No, he thought, I am lonely. But so are all the soldiers and the wives of all the soldiers and all those who have lost families or parents. I have no wife, but I am glad that she died before the movement. She would not have understood it. I have no children and I never will have any children. I am lonely in the day when I am not working but when the dark comes it is a time of great loneliness. But one thing I have that no man, nor any God can take from me and that is that I have worked well for the Republic. I have worked hard for the good that we will all share later.



I have worked my best from the first of the movement and I have done nothing that I am ashamed of.

All that I am sorry for is the killing. But surely there will be an opportunity to atone for that because for a sin of that sort that so many bear, certainly some just relief will be devised. I would like to talk with the Inglés about it but, being young, it is possible that he might not understand. He mentioned the killing before. Or was it I that mentioned it? He must have killed much, but he shows no signs of liking it. In those who like it there is always a rottenness.

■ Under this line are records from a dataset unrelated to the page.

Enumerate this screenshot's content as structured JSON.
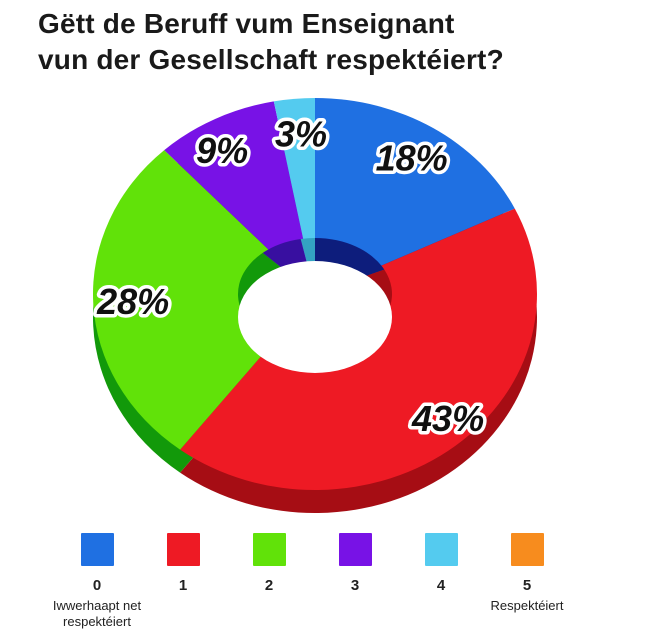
{
  "title": {
    "line1": "Gëtt de Beruff vum Enseignant",
    "line2": "vun der Gesellschaft respektéiert?"
  },
  "chart_data": {
    "type": "pie",
    "style": "3d-donut",
    "title": "Gëtt de Beruff vum Enseignant vun der Gesellschaft respektéiert?",
    "unit": "%",
    "start_angle_deg": 0,
    "clockwise": true,
    "legend_position": "bottom",
    "slices": [
      {
        "label": "0",
        "value": 18,
        "display": "18%",
        "color": "#1F70E2",
        "dark": "#0D1D7C"
      },
      {
        "label": "1",
        "value": 43,
        "display": "43%",
        "color": "#EE1A24",
        "dark": "#A60D14"
      },
      {
        "label": "2",
        "value": 28,
        "display": "28%",
        "color": "#61E209",
        "dark": "#12990A"
      },
      {
        "label": "3",
        "value": 9,
        "display": "9%",
        "color": "#7812E6",
        "dark": "#380FA0"
      },
      {
        "label": "4",
        "value": 3,
        "display": "3%",
        "color": "#54CBEF",
        "dark": "#33A3C2"
      }
    ]
  },
  "legend": {
    "items": [
      {
        "value": "0",
        "color": "#1F70E2",
        "sublabel": "Iwwerhaapt net respektéiert"
      },
      {
        "value": "1",
        "color": "#EE1A24",
        "sublabel": ""
      },
      {
        "value": "2",
        "color": "#61E209",
        "sublabel": ""
      },
      {
        "value": "3",
        "color": "#7812E6",
        "sublabel": ""
      },
      {
        "value": "4",
        "color": "#54CBEF",
        "sublabel": ""
      },
      {
        "value": "5",
        "color": "#F78C1E",
        "sublabel": "Respektéiert"
      }
    ]
  }
}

It must really be a great sin, he thought. Because certainly it is the one thing we have no right to do even though, as I know, it is necessary. But in Spain it is done too lightly and often without true necessity and there is much quick injustice which, afterward, can never be repaired. I wish I did not think about it so much, he thought. I wish there were a penance for I that one could commence now because it is the only thing that I have done in all my life that makes me feel badly when I am alone. All the other things are forgiven or one had a chance to atone for them by kindness or in some decent way. But I think this of the killing must be a very great sin and I would like to fix it up. Later on there may be certain days that one can work for the state or something that one can do that will remove it. It will probably be something that one pays as in the days of the Church, he thought, and smiled. The Church was well organized for sin. That pleased him and he was smiling in the dark when Robert Jordan came up to him. He came silently and the old man did not see him until he was there.